The federal cabinet may authorise the interior secretary under Section 196 to severally file prosecution or complaint on behalf of the federal government in respect of any of the offences mentioned in Section 196.

An official claimed that one of the reasons behind the move was a Supreme Court ruling in 2016 in which it had stated that the prime minister in capacity of the chief executive of the country executes policy decisions but does not take them by himself without consulting and obtaining approval from the cabinet.

Due to the judgment, he said, each and every decision, even those of the administrative nature is being sent to the cabinet for approval, which in fact is delegation of power and not any amendment to the CrPC.

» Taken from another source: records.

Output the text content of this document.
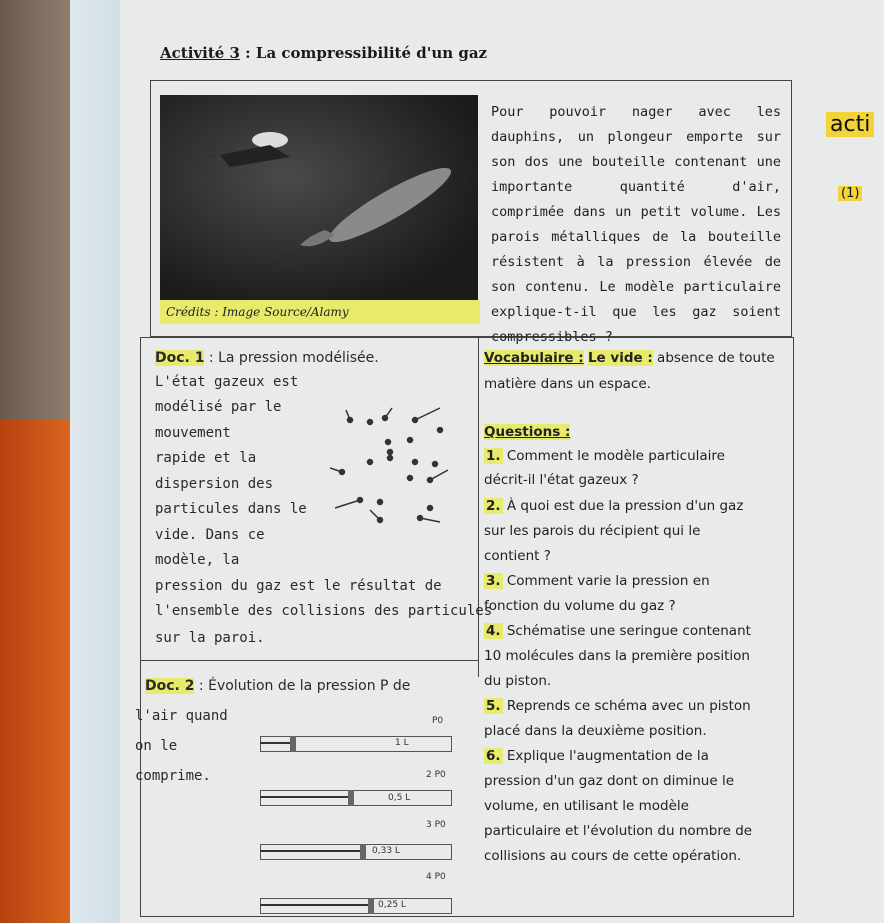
Activité 3 : La compressibilité d'un gaz
Crédits : Image Source/Alamy
Pour pouvoir nager avec les dauphins, un plongeur emporte sur son dos une bouteille contenant une importante quantité d'air, comprimée dans un petit volume. Les parois métalliques de la bouteille résistent à la pression élevée de son contenu. Le modèle particulaire explique-t-il que les gaz soient compressibles ?
acti
(1)
Doc. 1 : La pression modélisée.
L'état gazeux est
modélisé par le
mouvement
rapide et la
dispersion des
particules dans le
vide. Dans ce
modèle, la
pression du gaz est le résultat de
l'ensemble des collisions des particules
sur la paroi.
Doc. 2 : Évolution de la pression P de
l'air quand
on le
comprime.
1 L
P0
0,5 L
2 P0
0,33 L
3 P0
0,25 L
4 P0
Vocabulaire : Le vide : absence de toute
matière dans un espace.
Questions :
1. Comment le modèle particulaire
décrit-il l'état gazeux ?
2. À quoi est due la pression d'un gaz
sur les parois du récipient qui le
contient ?
3. Comment varie la pression en
fonction du volume du gaz ?
4. Schématise une seringue contenant
10 molécules dans la première position
du piston.
5. Reprends ce schéma avec un piston
placé dans la deuxième position.
6. Explique l'augmentation de la
pression d'un gaz dont on diminue le
volume, en utilisant le modèle
particulaire et l'évolution du nombre de
collisions au cours de cette opération.
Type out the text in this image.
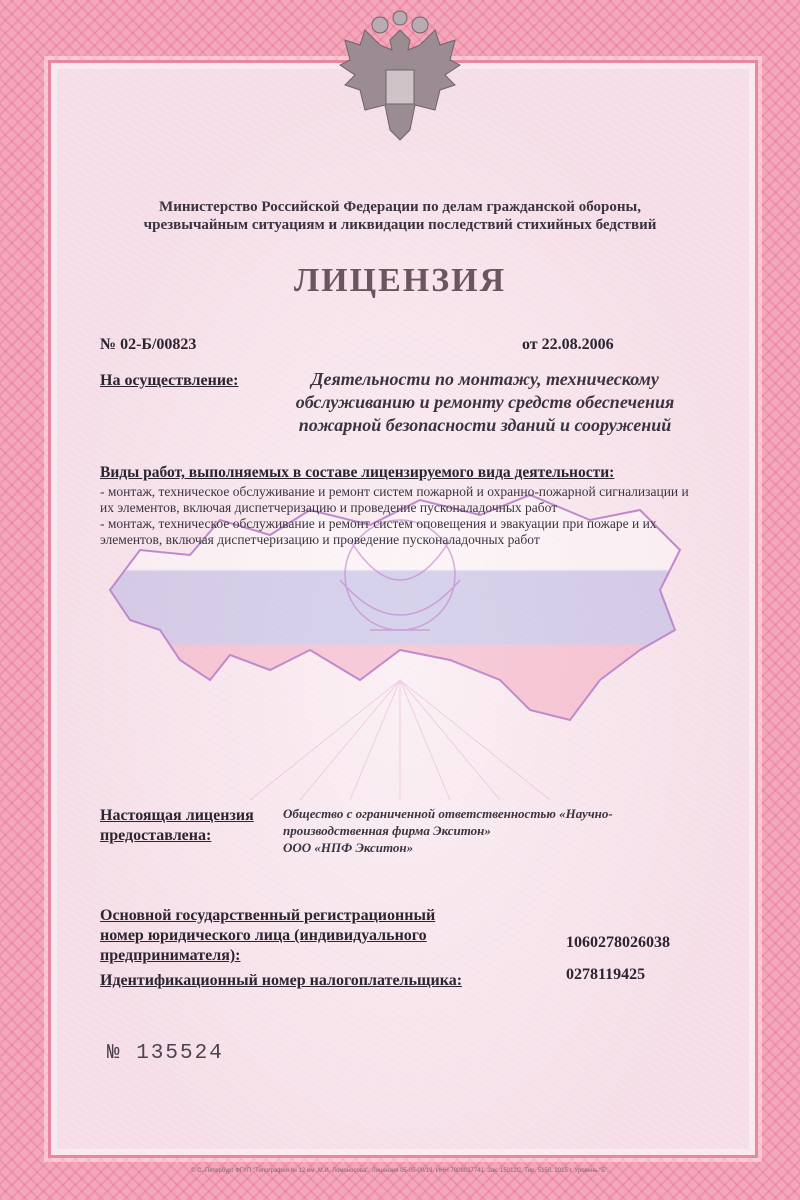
Министерство Российской Федерации по делам гражданской обороны,
чрезвычайным ситуациям и ликвидации последствий стихийных бедствий
ЛИЦЕНЗИЯ
№ 02-Б/00823	от 22.08.2006
На осуществление:	Деятельности по монтажу, техническому
обслуживанию и ремонту средств обеспечения
пожарной безопасности зданий и сооружений
Виды работ, выполняемых в составе лицензируемого вида деятельности:
- монтаж, техническое обслуживание и ремонт систем пожарной и охранно-пожарной сигнализации и
их элементов, включая диспетчеризацию и проведение пусконаладочных работ
- монтаж, техническое обслуживание и ремонт систем оповещения и эвакуации при пожаре и их
элементов, включая диспетчеризацию и проведение пусконаладочных работ
Настоящая лицензия
предоставлена:
Общество с ограниченной ответственностью «Научно-
производственная фирма Экситон»
ООО «НПФ Экситон»
Основной государственный регистрационный
номер юридического лица (индивидуального
предпринимателя):
1060278026038
Идентификационный номер налогоплательщика:	0278119425
№ 135524
© С.-Петербург ФГУП "Типография № 12 им. М.И. Ломоносова". Лицензия 05-05-09/19. ИНН 7808037741. Зак. 15012С. Тир. 5150. 2015 г. Уровень "Б".
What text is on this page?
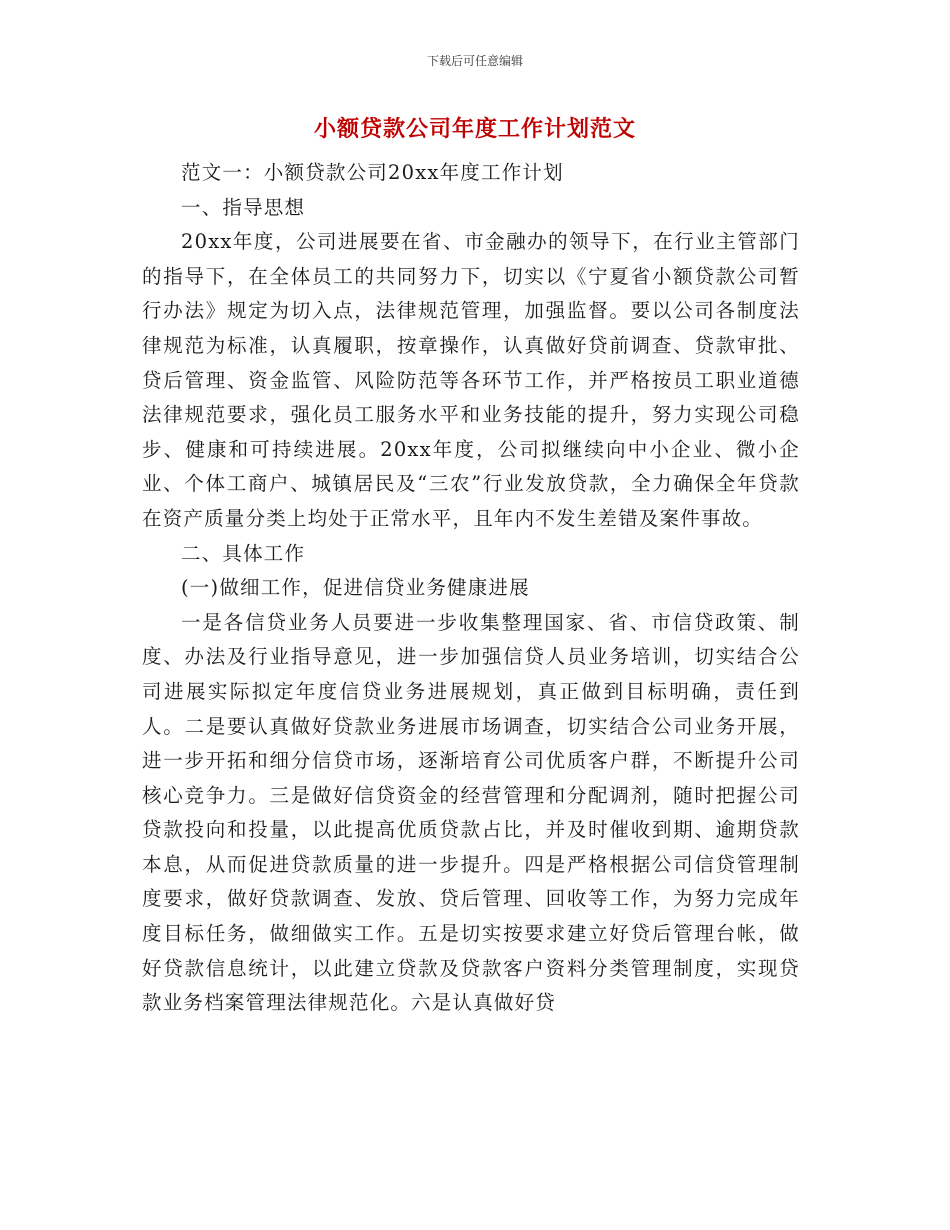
下载后可任意编辑
小额贷款公司年度工作计划范文

范文一：小额贷款公司20xx年度工作计划

一、指导思想

20xx年度，公司进展要在省、市金融办的领导下，在行业主管部门的指导下，在全体员工的共同努力下，切实以《宁夏省小额贷款公司暂行办法》规定为切入点，法律规范管理，加强监督。要以公司各制度法律规范为标准，认真履职，按章操作，认真做好贷前调查、贷款审批、贷后管理、资金监管、风险防范等各环节工作，并严格按员工职业道德法律规范要求，强化员工服务水平和业务技能的提升，努力实现公司稳步、健康和可持续进展。20xx年度，公司拟继续向中小企业、微小企业、个体工商户、城镇居民及“三农”行业发放贷款，全力确保全年贷款在资产质量分类上均处于正常水平，且年内不发生差错及案件事故。

二、具体工作

(一)做细工作，促进信贷业务健康进展

一是各信贷业务人员要进一步收集整理国家、省、市信贷政策、制度、办法及行业指导意见，进一步加强信贷人员业务培训，切实结合公司进展实际拟定年度信贷业务进展规划，真正做到目标明确，责任到人。二是要认真做好贷款业务进展市场调查，切实结合公司业务开展，进一步开拓和细分信贷市场，逐渐培育公司优质客户群，不断提升公司核心竞争力。三是做好信贷资金的经营管理和分配调剂，随时把握公司贷款投向和投量，以此提高优质贷款占比，并及时催收到期、逾期贷款本息，从而促进贷款质量的进一步提升。四是严格根据公司信贷管理制度要求，做好贷款调查、发放、贷后管理、回收等工作，为努力完成年度目标任务，做细做实工作。五是切实按要求建立好贷后管理台帐，做好贷款信息统计，以此建立贷款及贷款客户资料分类管理制度，实现贷款业务档案管理法律规范化。六是认真做好贷
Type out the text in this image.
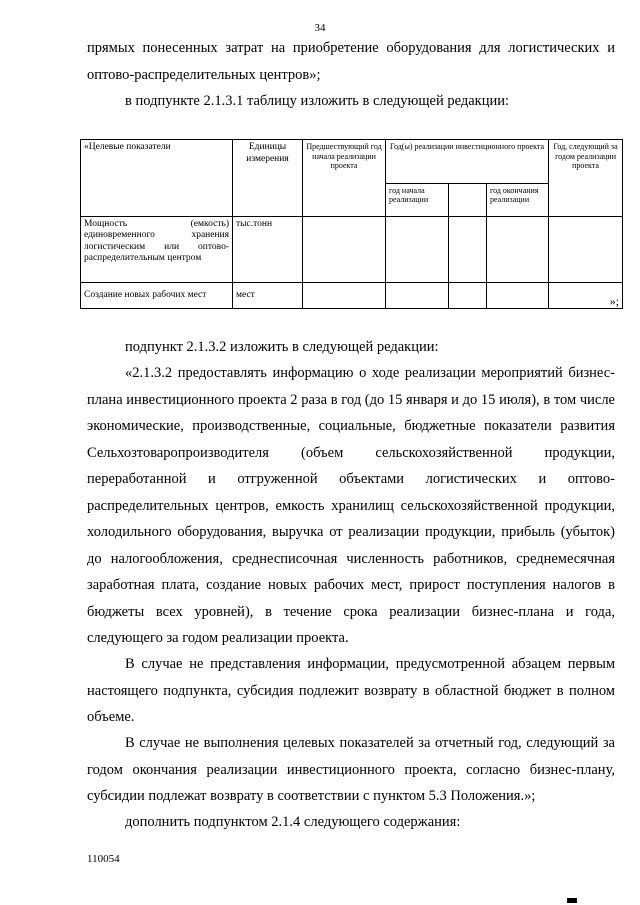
34

прямых понесенных затрат на приобретение оборудования для логистических и оптово-распределительных центров»;

в подпункте 2.1.3.1 таблицу изложить в следующей редакции:

«Целевые показатели	Единицы измерения	Предшествующий год начала реализации проекта	Год(ы) реализации инвестиционного проекта			Год, следующий за годом реализации проекта
			год начала реализации		год окончания реализации	

Мощность (емкость)
единовременного хранения
логистическим или оптово-
распределительным центром	тыс.тонн					
Создание новых рабочих мест	мест					»;

подпункт 2.1.3.2 изложить в следующей редакции:

«2.1.3.2 предоставлять информацию о ходе реализации мероприятий бизнес-плана инвестиционного проекта 2 раза в год (до 15 января и до 15 июля), в том числе экономические, производственные, социальные, бюджетные показатели развития Сельхозтоваропроизводителя (объем сельскохозяйственной продукции, переработанной и отгруженной объектами логистических и оптово-распределительных центров, емкость хранилищ сельскохозяйственной продукции, холодильного оборудования, выручка от реализации продукции, прибыль (убыток) до налогообложения, среднесписочная численность работников, среднемесячная заработная плата, создание новых рабочих мест, прирост поступления налогов в бюджеты всех уровней), в течение срока реализации бизнес-плана и года, следующего за годом реализации проекта.

В случае не представления информации, предусмотренной абзацем первым настоящего подпункта, субсидия подлежит возврату в областной бюджет в полном объеме.

В случае не выполнения целевых показателей за отчетный год, следующий за годом окончания реализации инвестиционного проекта, согласно бизнес-плану, субсидии подлежат возврату в соответствии с пунктом 5.3 Положения.»;

дополнить подпунктом 2.1.4 следующего содержания:

110054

The Supreme Court had ruled that the federal government was defined as prime minister and the federal cabinet and, therefore, decisions taken by ministries or cabinet committees were considered recommendatory only and have to be approved by the full cabinet chaired by the prime minister to become government policies.

In October, following the registration of a sedition case against former Prime Minister Nawaz Sharif and top Pakistan Muslim League-Nawaz (PML-N) leaders including Azad Jammu and Kashmir Prime Minister Raja Farooq Haider, the federal government had to distance itself from the it.

Later the prime minister expressed his strong displeasure over the development. It transpired later that the Lahore police had registered the case under sedition and other serious charges against Sharif, his daughter Maryam Nawaz and 41 other senior leaders of the party, on the complaint of a citizen, Badar Rasheed, for delivering hate speeches against the state and its institutions.